You May Also Like to Read  How to Wisely Leverage Large Language Models | Maria Antoniak | Jun 2023

Q2: How does Artificial Intelligence work?

A2: Artificial Intelligence works by utilizing complex algorithms, statistical models, and vast datasets to enable machines to analyze, learn, and make predictions or decisions. AI systems go through a process of training and learning from data to improve their performance over time. This includes techniques like machine learning, natural language processing, and computer vision to enable tasks such as speech recognition, image recognition, and language translation.

Q3: What are the different types of Artificial Intelligence?

A3: There are mainly two types of Artificial Intelligence: Narrow AI and General AI. Narrow AI, also known as weak AI, is designed to perform specific tasks and is limited to the boundaries of that task. It can excel in a specific domain, such as facial recognition or voice assistants.
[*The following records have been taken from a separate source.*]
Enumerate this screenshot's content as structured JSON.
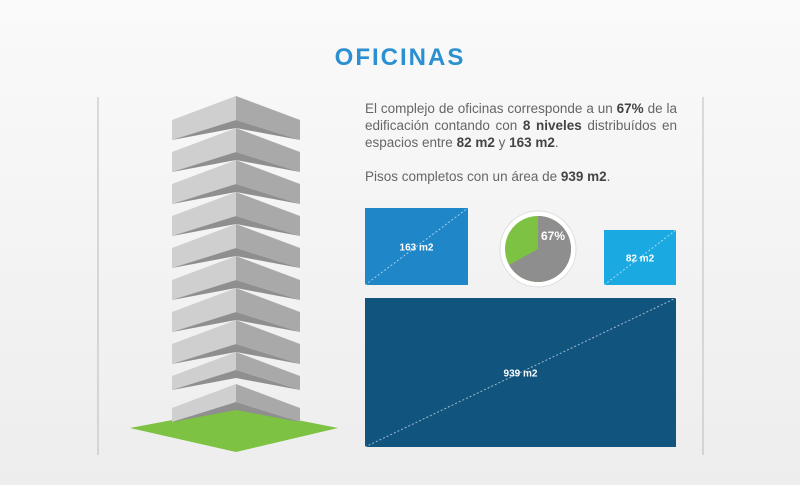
{
  "title": "OFICINAS",
  "paragraphs": [
    [
      {
        "text": "El complejo de oficinas corresponde a un ",
        "bold": false
      },
      {
        "text": "67%",
        "bold": true
      },
      {
        "text": " de la edificación contando con ",
        "bold": false
      },
      {
        "text": "8 niveles",
        "bold": true
      },
      {
        "text": " distribuídos en espacios entre ",
        "bold": false
      },
      {
        "text": "82 m2",
        "bold": true
      },
      {
        "text": " y ",
        "bold": false
      },
      {
        "text": "163 m2",
        "bold": true
      },
      {
        "text": ".",
        "bold": false
      }
    ],
    [
      {
        "text": "Pisos completos con un área de ",
        "bold": false
      },
      {
        "text": "939 m2",
        "bold": true
      },
      {
        "text": ".",
        "bold": false
      }
    ]
  ],
  "boxes": [
    {
      "label": "163 m2",
      "color": "#1f86c8"
    },
    {
      "label": "82 m2",
      "color": "#1aa9e0"
    },
    {
      "label": "939 m2",
      "color": "#11547e"
    }
  ],
  "pie": {
    "value": 67,
    "label": "67%",
    "color": "#8e8e8e",
    "rest_color": "#7dc242"
  }
}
On the other hand, General AI, also known as strong AI, refers to machines that possess human-like cognitive abilities and can perform any intellectual task that a human can do. General AI is still largely hypothetical and not yet achieved.

Q4: What are the practical applications of Artificial Intelligence?

A4: Artificial Intelligence has a broad range of practical applications across various industries. It is used in business for tasks like data analysis, customer service, and automation of repetitive processes. In healthcare, AI is employed for disease diagnosis, drug discovery, and personalized medicine. AI is also utilized in transportation for self-driving cars and traffic control. Other applications include finance, gaming, robotics, and cybersecurity.

Q5: What are the potential benefits and concerns of Artificial Intelligence?

A5: The potential benefits of Artificial Intelligence include increased efficiency, accuracy, and productivity in various domains, as well as improved decision-making capabilities. AI can also contribute to scientific advancements and drive innovation. However, there are concerns related to job displacement, privacy and security issues, ethical considerations, and the potential for AI systems to exhibit biased behavior. It is crucial to develop responsible AI solutions that address these concerns and ensure transparency and fairness in its implementation.